The band have a rabid fan base and constantly push their sound without moving too far away from their signature guitar driven rock. The induction is deserved, and for a band that have admittedly made records to tour. Those records include the great Ten, Vs, Yield, Pearl Jam, and Lightning Bolt, among others.
We thought it about time to take a close look at what makes the band a Rock & Roll Hall of Fame inductee with 5 Fast Facts You Need to Know about Pearl Jam.
1. The Band Formed From the Ashes of Mother Love Bone
Seattle was an outpost in the landscape of rock music, so the bands created their own sound mixing elements of rock and punk music. Out of that first wave of bands was the Andrew Wood-fronted Mother Love Bone.

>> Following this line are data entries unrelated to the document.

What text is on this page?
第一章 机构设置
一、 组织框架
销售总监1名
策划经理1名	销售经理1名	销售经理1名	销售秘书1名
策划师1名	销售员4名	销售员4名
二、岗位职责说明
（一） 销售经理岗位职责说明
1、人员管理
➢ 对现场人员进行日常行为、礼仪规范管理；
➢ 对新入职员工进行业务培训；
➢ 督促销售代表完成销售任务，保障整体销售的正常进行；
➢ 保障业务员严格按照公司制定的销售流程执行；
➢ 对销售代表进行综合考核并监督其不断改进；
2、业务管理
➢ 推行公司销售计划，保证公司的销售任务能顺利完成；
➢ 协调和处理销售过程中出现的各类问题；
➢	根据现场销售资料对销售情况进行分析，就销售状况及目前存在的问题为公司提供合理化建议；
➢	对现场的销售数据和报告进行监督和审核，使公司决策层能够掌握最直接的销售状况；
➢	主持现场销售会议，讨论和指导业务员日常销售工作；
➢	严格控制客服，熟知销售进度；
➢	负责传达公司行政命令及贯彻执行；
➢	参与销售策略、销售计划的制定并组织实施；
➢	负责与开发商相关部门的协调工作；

Stone Gossard and Jeff Ament, currently of Pearl Jam, were in the band with Wood. They were on the cusp of big things while the Seattle sound was brewing during that time, and the band recorded their one and only album Apple during this time. Wood died of a drug overdose days before the release of the record.

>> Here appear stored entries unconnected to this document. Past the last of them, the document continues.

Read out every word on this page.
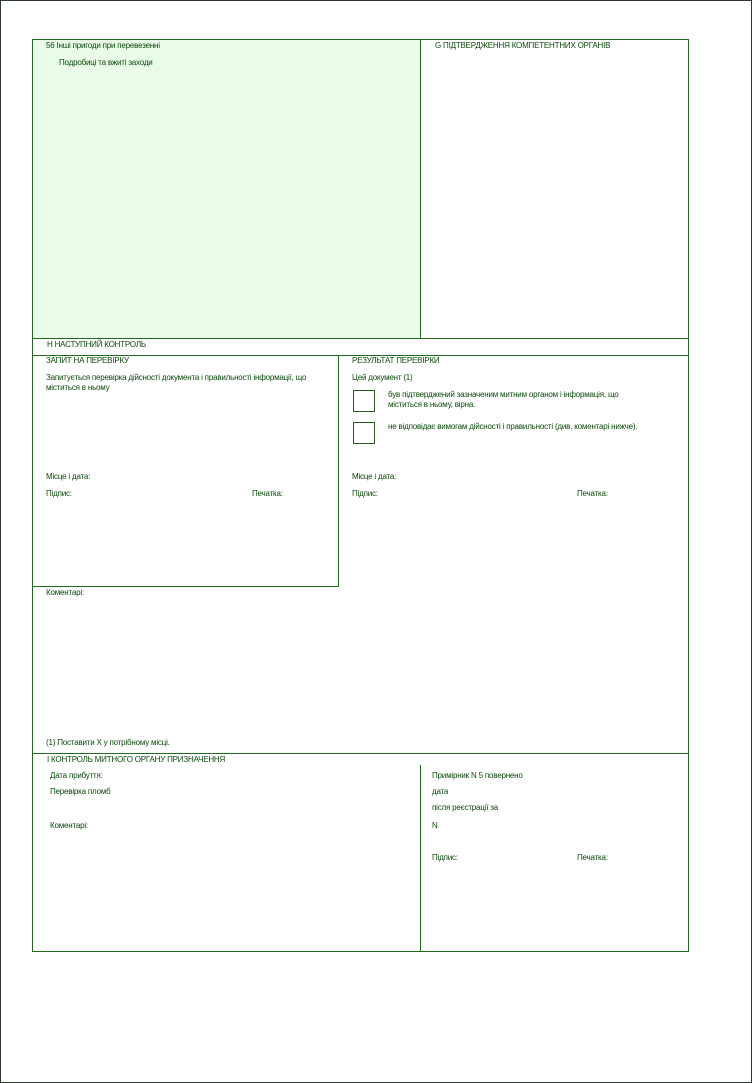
56 Інші пригоди при перевезенні
Подробиці та вжиті заходи
G ПІДТВЕРДЖЕННЯ КОМПЕТЕНТНИХ ОРГАНІВ
H НАСТУПНИЙ КОНТРОЛЬ
ЗАПИТ НА ПЕРЕВІРКУ
Запитується перевірка дійсності документа і правильності інформації, що міститься в ньому
Місце і дата:
Підпис:	Печатка:
РЕЗУЛЬТАТ ПЕРЕВІРКИ
Цей документ (1)
був підтверджений зазначеним митним органом і інформація, що міститься в ньому, вірна.
не відповідає вимогам дійсності і правильності (див. коментарі нижче).
Місце і дата:
Підпис:	Печатка:
Коментарі:
(1) Поставити X у потрібному місці.
I КОНТРОЛЬ МИТНОГО ОРГАНУ ПРИЗНАЧЕННЯ
Дата прибуття:
Перевірка пломб
Коментарі:
Примірник N 5 повернено
дата
після реєстрації за
N
Підпис:	Печатка:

2. Ten is one of the Quintessential Albums of the 90s
Ten was released in August of 1991 and was named after basketball player, and previous band-name, Mookie Blaylock’s jersey number. By 1992, the album was on every damn radio station and fans couldn’t get enough of the Seattle sound.

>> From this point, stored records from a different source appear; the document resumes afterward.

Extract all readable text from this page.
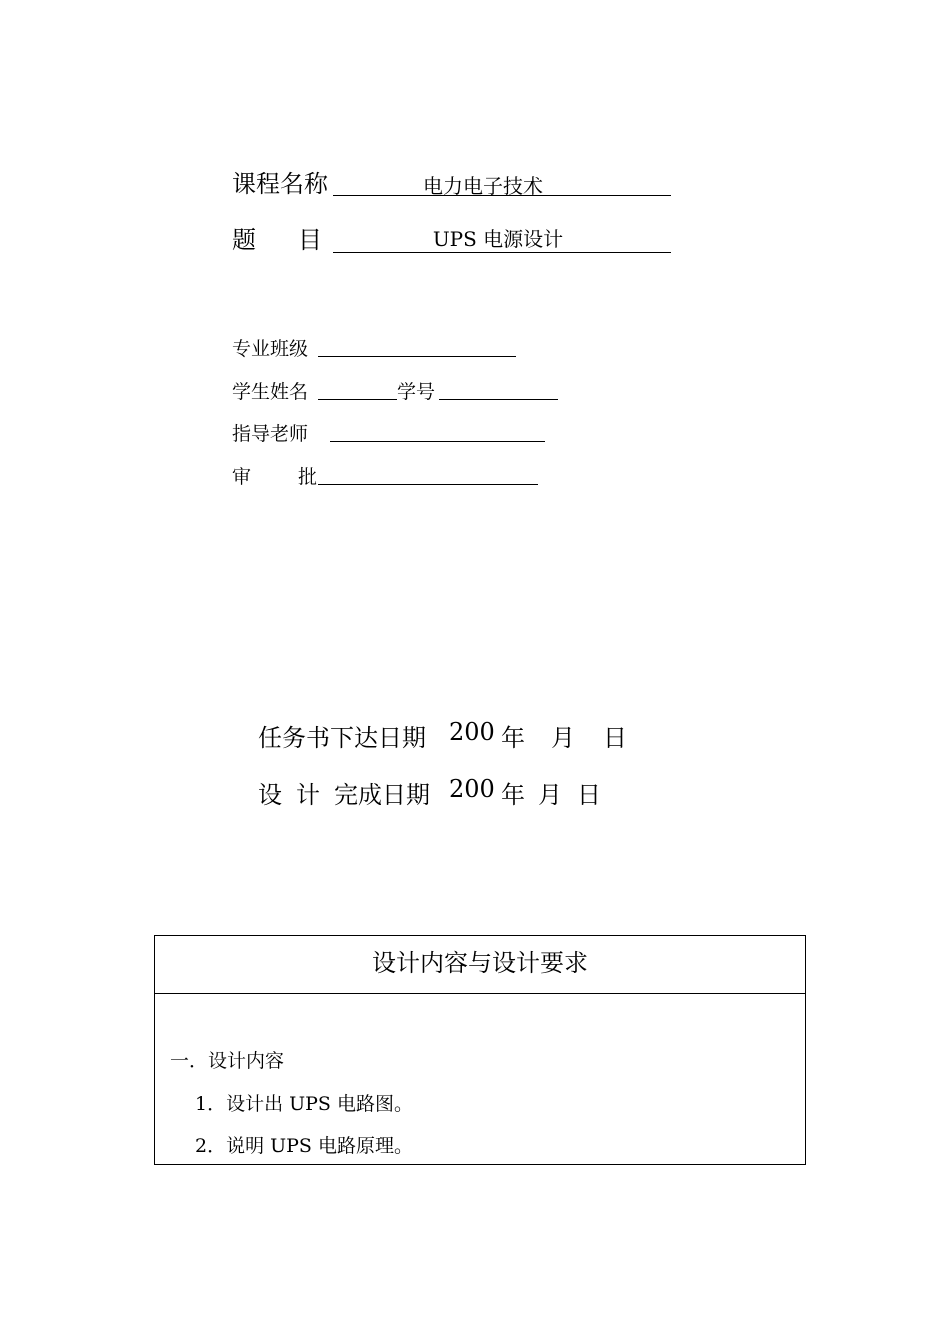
课程名称	电力电子技术
题 目	UPS 电源设计
专业班级
学生姓名	学号
指导老师
审 批
任务书下达日期 200 年 月 日
设 计 完成日期 200 年 月 日
设计内容与设计要求
一．设计内容
1．设计出 UPS 电路图。
2．说明 UPS 电路原理。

Ten produced multiple hit singles and rock anthems including “Alive,” “Even Flow,” and “Jeremy.” The deep lyrics and groove-laden sound propelled the record into the stratosphere. The record stayed on the Billboard charts for nearly five years and eventually went 13x platinum.
3. The Band Took on Ticketmaster
The band toured incessantly, and attempted to confront the behemoth that was Ticketmaster in the mid-90s. The band initially set a cap on the prices of their tickets in an attempt to thwart scalpers.
The initial rub came when Pearl Jam found out that Ticketmaster had added a service charge to tickets to a pair of charity benefit shows they did in Chicago. Ticketmaster refused to waive the service charge, and since Ticketmaster was the big fish in the pond, they controlled all the major venue’s where the band would play. Unfortunately for the band, they had to start from scratch if they wanted to play big-name stadiums and outdoor areas.
Th United States Department of Justice was intrigued with how the company conducted their business as well, and asked Gossard and Ament to testify at a subcommittee investigation in June of 1994. The DOJ eventually dropped the case but the band continued its boycott of Ticketmaster well into 1995 and beyond. Bassist Jeff Ament later said, “We had to prove we could tour on our own, and it pretty much killed us, killed our career.”
4. They Recorded the Album Mirror Ball as Neil Young’s backing band.
Pearl Jam were not shy about citing Neil Young as one of their major influences and jumped at the chance to record with the rock legend. The result was the album Mirror Ball which was recorded over a four-day period in February of 1995.
All the songs on the record, with the exception of two, were recorded in that four-day period. Eddie Vedder was noticeably absent, and Gossard went on to say that he record “came at a time when we needed it, that Neil thought we were a band that would be good to make a record with.”
The record spawned two singled including “Downtown,” and “Peace and Love.”
5. Pearl Jam Tours Constantly
Pearl Jam is constantly touring with a rabid fan base. They have been known for their intense live performances that, in the early days, showcased a crazed Vedder that would hand from the ceiling grids and fall down into the crowd from 20 feet up in the air at times.
They have mellowed a bit with time, but their shows are no less great. In 2000, the band released a live album of every one of their shows on tour to cut down on the bootlegging of their concerts. The band also reconciled with Ticketmaster to play larger stadiums and arenas. In the end, it’s all about the fans.